Pour entamer la seconde partie, non pas « couchée » comme l'ont réclamée quelques admiratrices,Michael Jones lance un Hey mister au riff principal rappellant presque Aerosmith et qui lui permet de s'illustrer avec un très bon solo. S'en suit un P'tit blues peinard et Dans la fumée plutôt variété et servi cette fois d'un solo de guitare de Jacky Mascarer, ce dernier prennant la place de leader vocal sur le titre suivant.
La superbe reprise qui suit, Say it ain't so, Joe, ne figurera finalement pas sur son album de duos en raison d'une discorde avec sa maison de disques : « les maisons de disques, ceux qui refusent les télépéages et vendent les disques trop chers ». A ce moment précis Michael Jones m'est définitivement sympathique.
Lorsqu'il plaque les premiers accords de quand la musique est bonne le public répond du tac-o-tac par « j'ai trop saigné sur les Gibson », mais même s'il répète ce jeu de question-réponse, il ne jouera pas le titre attendu mais un blues.
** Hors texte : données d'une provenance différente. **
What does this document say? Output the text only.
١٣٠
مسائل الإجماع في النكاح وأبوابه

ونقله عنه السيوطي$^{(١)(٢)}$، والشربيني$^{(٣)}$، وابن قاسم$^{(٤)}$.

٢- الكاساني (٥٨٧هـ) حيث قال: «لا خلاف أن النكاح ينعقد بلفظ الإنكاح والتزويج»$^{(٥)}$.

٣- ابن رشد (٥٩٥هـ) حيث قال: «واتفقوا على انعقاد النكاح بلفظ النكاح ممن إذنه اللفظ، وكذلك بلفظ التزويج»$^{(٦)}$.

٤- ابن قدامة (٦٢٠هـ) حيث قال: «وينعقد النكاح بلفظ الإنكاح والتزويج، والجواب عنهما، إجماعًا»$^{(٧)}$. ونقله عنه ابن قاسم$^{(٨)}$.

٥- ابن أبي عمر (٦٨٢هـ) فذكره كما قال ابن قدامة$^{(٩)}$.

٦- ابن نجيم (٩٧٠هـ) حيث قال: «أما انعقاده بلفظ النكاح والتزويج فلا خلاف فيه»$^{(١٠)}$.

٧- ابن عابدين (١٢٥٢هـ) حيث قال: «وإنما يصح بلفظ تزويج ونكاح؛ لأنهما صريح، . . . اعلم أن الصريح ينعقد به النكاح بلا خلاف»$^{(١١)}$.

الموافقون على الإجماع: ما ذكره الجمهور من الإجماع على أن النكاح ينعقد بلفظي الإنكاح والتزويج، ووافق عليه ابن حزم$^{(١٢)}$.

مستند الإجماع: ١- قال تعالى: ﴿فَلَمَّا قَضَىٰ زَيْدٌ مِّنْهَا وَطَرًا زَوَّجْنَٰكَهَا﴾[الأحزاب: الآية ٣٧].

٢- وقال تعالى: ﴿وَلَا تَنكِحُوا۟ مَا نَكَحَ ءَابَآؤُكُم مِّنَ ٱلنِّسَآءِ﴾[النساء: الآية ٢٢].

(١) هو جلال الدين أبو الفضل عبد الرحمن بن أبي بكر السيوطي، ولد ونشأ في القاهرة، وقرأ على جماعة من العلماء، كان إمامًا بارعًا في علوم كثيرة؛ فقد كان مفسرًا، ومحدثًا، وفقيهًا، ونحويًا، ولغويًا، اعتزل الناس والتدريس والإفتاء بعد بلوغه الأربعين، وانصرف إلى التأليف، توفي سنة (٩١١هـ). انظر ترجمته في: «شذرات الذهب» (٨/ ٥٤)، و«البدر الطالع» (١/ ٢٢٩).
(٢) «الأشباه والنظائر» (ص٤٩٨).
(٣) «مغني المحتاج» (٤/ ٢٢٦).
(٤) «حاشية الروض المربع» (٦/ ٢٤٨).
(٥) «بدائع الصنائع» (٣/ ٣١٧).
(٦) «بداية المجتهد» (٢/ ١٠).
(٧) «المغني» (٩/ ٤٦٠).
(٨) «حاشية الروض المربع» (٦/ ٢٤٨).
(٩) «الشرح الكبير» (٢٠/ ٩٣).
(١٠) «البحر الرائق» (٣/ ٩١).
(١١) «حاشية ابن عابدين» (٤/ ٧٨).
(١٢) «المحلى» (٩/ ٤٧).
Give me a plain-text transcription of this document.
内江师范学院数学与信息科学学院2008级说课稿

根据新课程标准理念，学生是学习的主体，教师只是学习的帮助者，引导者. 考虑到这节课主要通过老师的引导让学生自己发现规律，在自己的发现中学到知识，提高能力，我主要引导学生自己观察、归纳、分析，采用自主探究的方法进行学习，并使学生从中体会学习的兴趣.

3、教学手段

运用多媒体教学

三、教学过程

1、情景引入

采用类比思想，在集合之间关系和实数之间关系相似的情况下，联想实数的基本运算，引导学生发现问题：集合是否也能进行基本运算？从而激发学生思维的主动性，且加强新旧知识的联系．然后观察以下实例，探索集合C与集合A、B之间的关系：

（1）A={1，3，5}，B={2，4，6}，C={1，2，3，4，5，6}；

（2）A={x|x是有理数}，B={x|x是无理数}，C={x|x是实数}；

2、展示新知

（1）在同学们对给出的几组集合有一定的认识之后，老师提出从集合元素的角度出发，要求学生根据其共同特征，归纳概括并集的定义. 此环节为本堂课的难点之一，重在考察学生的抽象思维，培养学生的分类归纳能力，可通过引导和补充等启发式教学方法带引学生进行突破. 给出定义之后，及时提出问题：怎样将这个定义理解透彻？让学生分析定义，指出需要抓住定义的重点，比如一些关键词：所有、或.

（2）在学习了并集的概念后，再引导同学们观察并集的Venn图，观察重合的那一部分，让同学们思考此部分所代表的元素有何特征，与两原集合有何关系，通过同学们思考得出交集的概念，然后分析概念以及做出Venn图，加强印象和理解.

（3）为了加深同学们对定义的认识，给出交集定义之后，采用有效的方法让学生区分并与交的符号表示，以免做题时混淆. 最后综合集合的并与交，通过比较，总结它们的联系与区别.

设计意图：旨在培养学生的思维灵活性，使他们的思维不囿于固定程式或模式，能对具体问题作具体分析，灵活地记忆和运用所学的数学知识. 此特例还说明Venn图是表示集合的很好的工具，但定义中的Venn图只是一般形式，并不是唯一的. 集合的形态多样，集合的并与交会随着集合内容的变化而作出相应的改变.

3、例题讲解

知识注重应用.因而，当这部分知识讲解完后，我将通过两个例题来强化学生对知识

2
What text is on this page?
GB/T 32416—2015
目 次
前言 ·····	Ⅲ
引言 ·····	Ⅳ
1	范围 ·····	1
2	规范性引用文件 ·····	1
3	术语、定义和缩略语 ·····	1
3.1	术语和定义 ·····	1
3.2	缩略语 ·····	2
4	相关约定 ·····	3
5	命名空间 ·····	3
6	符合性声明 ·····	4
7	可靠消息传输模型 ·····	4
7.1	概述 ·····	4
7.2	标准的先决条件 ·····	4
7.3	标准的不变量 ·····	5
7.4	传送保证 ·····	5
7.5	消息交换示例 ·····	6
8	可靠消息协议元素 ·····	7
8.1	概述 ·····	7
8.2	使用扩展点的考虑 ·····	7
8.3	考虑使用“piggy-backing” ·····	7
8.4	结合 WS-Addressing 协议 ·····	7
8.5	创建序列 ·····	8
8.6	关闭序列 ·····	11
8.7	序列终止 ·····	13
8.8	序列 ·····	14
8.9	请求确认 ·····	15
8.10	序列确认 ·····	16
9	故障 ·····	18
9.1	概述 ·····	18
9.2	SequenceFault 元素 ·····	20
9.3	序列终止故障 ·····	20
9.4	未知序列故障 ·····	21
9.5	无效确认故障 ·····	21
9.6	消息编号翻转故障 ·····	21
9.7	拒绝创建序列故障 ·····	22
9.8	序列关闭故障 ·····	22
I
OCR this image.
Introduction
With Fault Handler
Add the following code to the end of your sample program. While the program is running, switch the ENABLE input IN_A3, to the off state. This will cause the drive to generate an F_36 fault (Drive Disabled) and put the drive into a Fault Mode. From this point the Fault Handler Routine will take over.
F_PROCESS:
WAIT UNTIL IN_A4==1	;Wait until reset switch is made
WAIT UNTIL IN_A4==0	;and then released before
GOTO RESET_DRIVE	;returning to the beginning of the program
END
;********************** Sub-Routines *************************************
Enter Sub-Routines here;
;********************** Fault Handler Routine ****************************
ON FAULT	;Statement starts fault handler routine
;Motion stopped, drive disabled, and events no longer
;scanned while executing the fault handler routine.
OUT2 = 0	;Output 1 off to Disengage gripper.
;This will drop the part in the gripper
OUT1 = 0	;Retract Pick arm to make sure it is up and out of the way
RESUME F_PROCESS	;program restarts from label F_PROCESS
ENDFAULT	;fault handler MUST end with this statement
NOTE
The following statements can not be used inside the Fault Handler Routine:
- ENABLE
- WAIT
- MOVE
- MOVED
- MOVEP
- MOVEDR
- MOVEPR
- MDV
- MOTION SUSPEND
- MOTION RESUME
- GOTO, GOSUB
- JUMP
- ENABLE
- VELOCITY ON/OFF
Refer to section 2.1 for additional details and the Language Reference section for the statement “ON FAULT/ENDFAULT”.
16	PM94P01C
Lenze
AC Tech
Se revendiquant défenseur des « cafconc' », tremplin pour jeunes artistes, il reprend boogie man, et évoquant ces infortunes auprès des filles qui « ne font pas le slow » ou « garde le sac de leur copine », lors de bal populaires, il interprète un morceau de country sur l'Irlande.
A nouveau seul, puis rejoint par ses instrumentistes pour faire le choeurs, il chante Je te donne en duo avec le public. Puis au grand complet le groupe interprète Un dernier blues pour toi et Marcher dans Memphis, pour terminer par deux standards du rock Got My Mojo Working de Muddy Waters, et I feel fine des Beatles.
00h10 Presque contraint de quitter la scène, Michael Jones aura fait une très bonne prestation tant musicale qu'humaine, qui aura ravi ses fans et fait passer un très bon moment aux autres dont je fais partie.